Today, the snow fell. In the morning, I walked to the curb to retrieve the newspaper. The street was silent and still, perfect crisp ice-air and a pink sunrise so compelling I wanted to walk briskly through the neighborhood with music in my ears.
I didn’t. I went back inside and read every single newspaper from the last week that I hadn’t made time for until today. After an hour, as I worked back from Saturday to Thursday to Tuesday, I realized the ridiculousness in reading Tuesday’s news five days later. And so I dumped it in the recycle bin.
That walk that never was.

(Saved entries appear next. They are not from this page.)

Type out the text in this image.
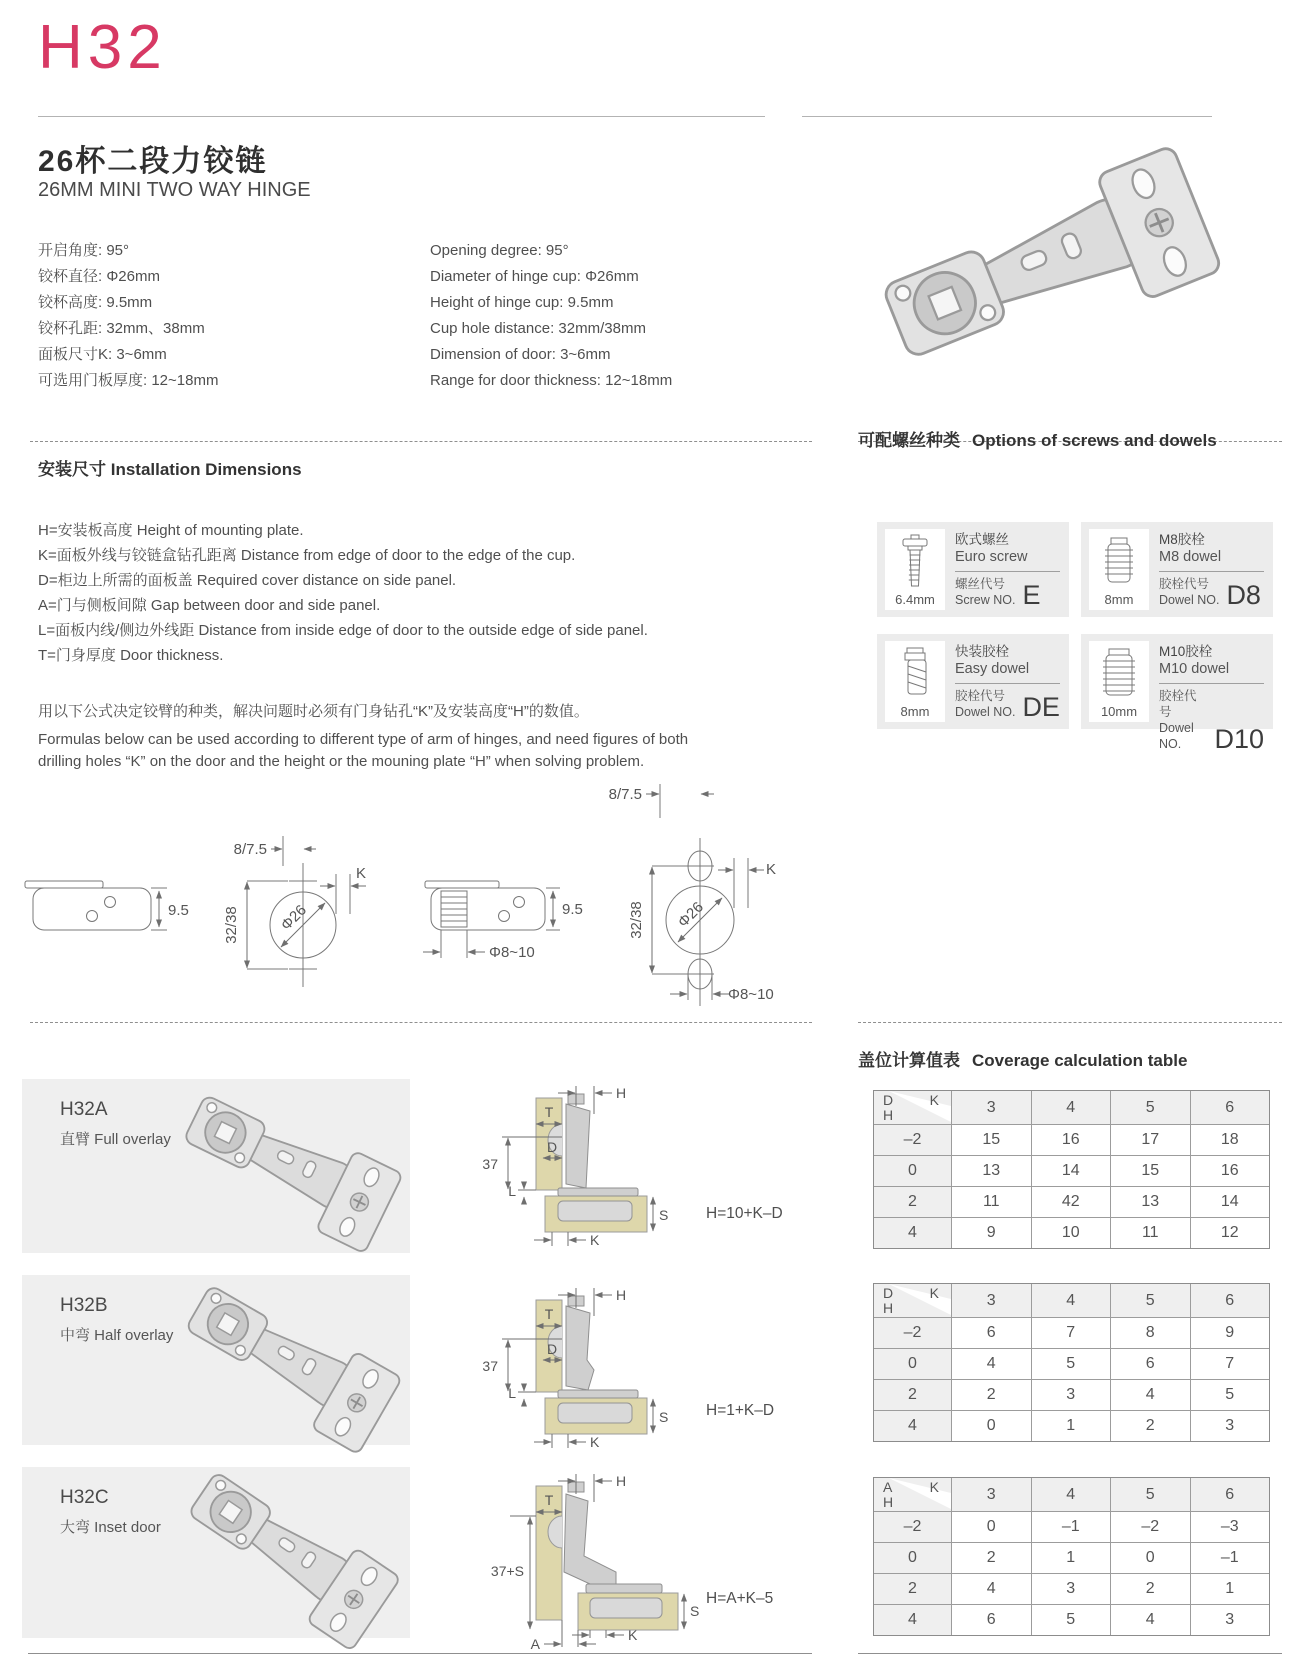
H32
26杯二段力铰链
26MM MINI TWO WAY HINGE
开启角度: 95°
铰杯直径: Φ26mm
铰杯高度: 9.5mm
铰杯孔距: 32mm、38mm
面板尺寸K: 3~6mm
可选用门板厚度: 12~18mm
Opening degree: 95°
Diameter of hinge cup: Φ26mm
Height of hinge cup: 9.5mm
Cup hole distance: 32mm/38mm
Dimension of door: 3~6mm
Range for door thickness: 12~18mm
安装尺寸 Installation Dimensions
H=安装板高度 Height of mounting plate.
K=面板外线与铰链盒钻孔距离 Distance from edge of door to the edge of the cup.
D=柜边上所需的面板盖 Required cover distance on side panel.
A=门与侧板间隙 Gap between door and side panel.
L=面板内线/侧边外线距 Distance from inside edge of door to the outside edge of side panel.
T=门身厚度 Door thickness.
用以下公式决定铰臂的种类，解决问题时必须有门身钻孔“K”及安装高度“H”的数值。
Formulas below can be used according to different type of arm of hinges, and need figures of both drilling holes “K” on the door and the height or the mouning plate “H” when solving problem.
9.5
8/7.5
K
32/38	Φ26	9.5
Φ8~10
8/7.5
K
32/38 Φ26
Φ8~10
可配螺丝种类 Options of screws and dowels
6.4mm
欧式螺丝
Euro screw
螺丝代号
Screw NO. E	8mm
M8胶栓
M8 dowel
胶栓代号
Dowel NO. D8
8mm
快装胶栓
Easy dowel
胶栓代号
Dowel NO. DE	10mm
M10胶栓
M10 dowel
胶栓代号
Dowel NO.	D10
盖位计算值表 Coverage calculation table
D	K
H	3	4	5	6
–2	15	16	17	18
0	13	14	15	16
2	11	42	13	14
4	9	10	11	12
D	K
H	3	4	5	6
–2	6	7	8	9
0	4	5	6	7
2	2	3	4	5
4	0	1	2	3
A	K
H	3	4	5	6
–2	0	–1	–2	–3
0	2	1	0	–1
2	4	3	2	1
4	6	5	4	3
H32A
直臂 Full overlay
H
T
37
D
L
S
K
H=10+K–D
H32B
中弯 Half overlay
H
T
37
D
L
S
K
H=1+K–D
H32C
大弯 Inset door
H
T
37+S
S
K
A
H=A+K–5
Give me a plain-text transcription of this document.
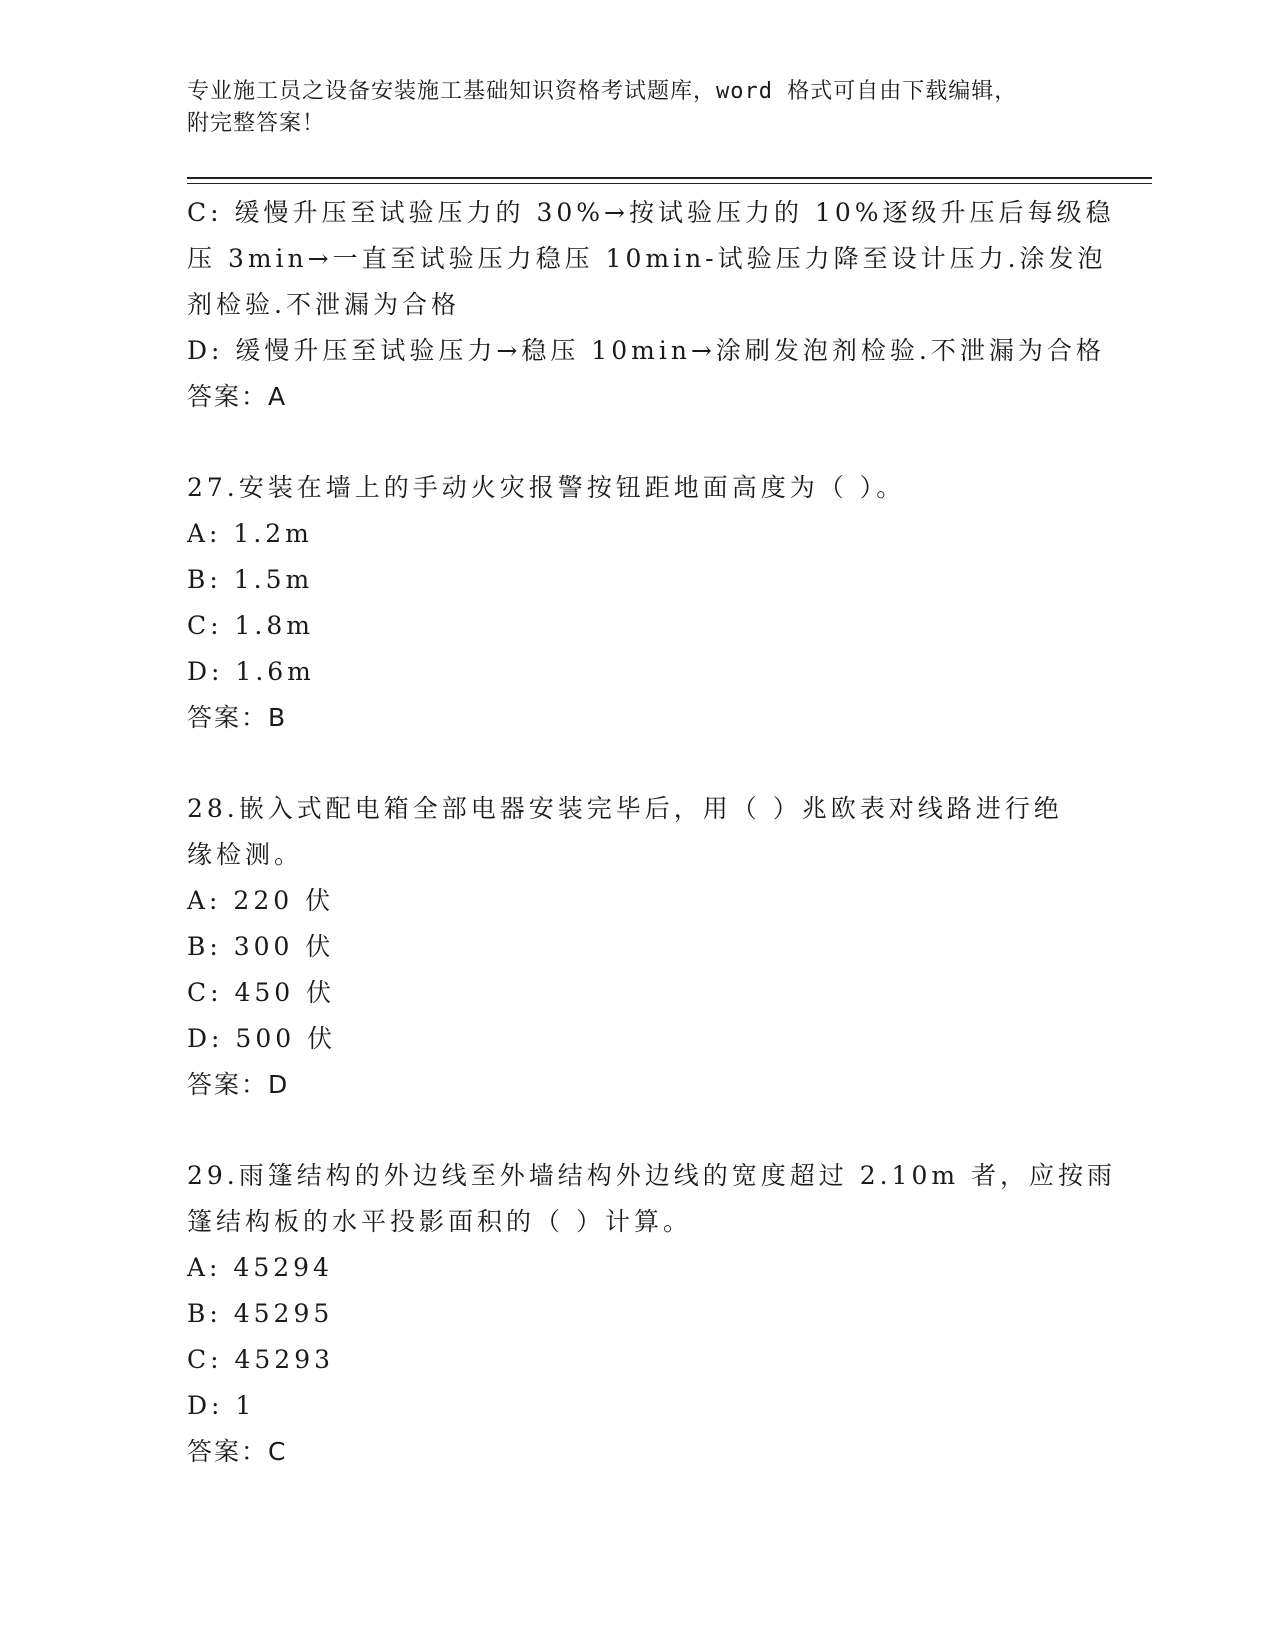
专业施工员之设备安装施工基础知识资格考试题库，word 格式可自由下载编辑，
附完整答案！
C: 缓慢升压至试验压力的 30%→按试验压力的 10%逐级升压后每级稳
压 3min→一直至试验压力稳压 10min-试验压力降至设计压力.涂发泡
剂检验.不泄漏为合格
D: 缓慢升压至试验压力→稳压 10min→涂刷发泡剂检验.不泄漏为合格
答案：A
27.安装在墙上的手动火灾报警按钮距地面高度为（ ）。
A: 1.2m
B: 1.5m
C: 1.8m
D: 1.6m
答案：B
28.嵌入式配电箱全部电器安装完毕后，用（ ）兆欧表对线路进行绝
缘检测。
A: 220 伏
B: 300 伏
C: 450 伏
D: 500 伏
答案：D
29.雨篷结构的外边线至外墙结构外边线的宽度超过 2.10m 者，应按雨
篷结构板的水平投影面积的（ ）计算。
A: 45294
B: 45295
C: 45293
D: 1
答案：C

And I drove in clear streets and gray skies to my destination, walked in the door, smiled upon smiles under fluorescent lighting and beaming people for hours.
When I left, the snow had been falling for a while. I’d heard tales of white-outs on the highway and slipping beneath spinning tires. It was my turn to brave the elements and I did and I slipped and I slid and I drove and I watched and I listened. At one point, I had to shut off the radio to concentrate.
But I got to where I was going and I found clarity in chakras and buzzing in my head which signified nothing more than an openness to wisdom. My heart, I was told, was in protective mode but open. Also good.
When I again steered onto snow-drifted roads, nothing fell from the sky.
The day began in soundless perfection and ended with a sunset full of hope and kindness.
In the dark of this night, I started searching on pandora for Johnny Cash or June Carter Cash, reminded as I was of their impossible soul-swallowing love. Before I could create the station, though, Joshua Radin began to play a song called Sky and it was beautiful and so I listened.
That’s the thing about the moment at hand. It’s here. Now. Held in my hand like a marble. Each note, each vibrating guitar string, each syllable of a lyric thought and felt before committed to paper.
It is dark where I sit. I am happy. Another song has begun, a good one.
If I can do anything in this, my second attempt at life, it will be to embrace this very thing happening under my feet until it morphs into the next. I cannot spend any more of my precious time focused forward on the what-ifs and the I-shoulds.
For now, I will bathe in the metaphors and taste the strawberries, even if they are out of season. The season will come as it always does and I will bend to the dirt with my children and pick strawberries plush and soft and fragrant in the fields. I will fold my tongue around them and let them melt in my mouth and bring home bags full of them so that we can all indeed taste the flavor of that day.
That’s the beauty of this life: so full of surprises and gifts, every moment like a tiny rich chocolate left on my pillow. I have so much. And I can see it like the night sky, like the sunrise, like the way the water cuts up under the sleek sheath of the boat, like the sound of the sky and the birds winging beneath drifting clouds, like the water braiding around rocks in a river always headed somewhere.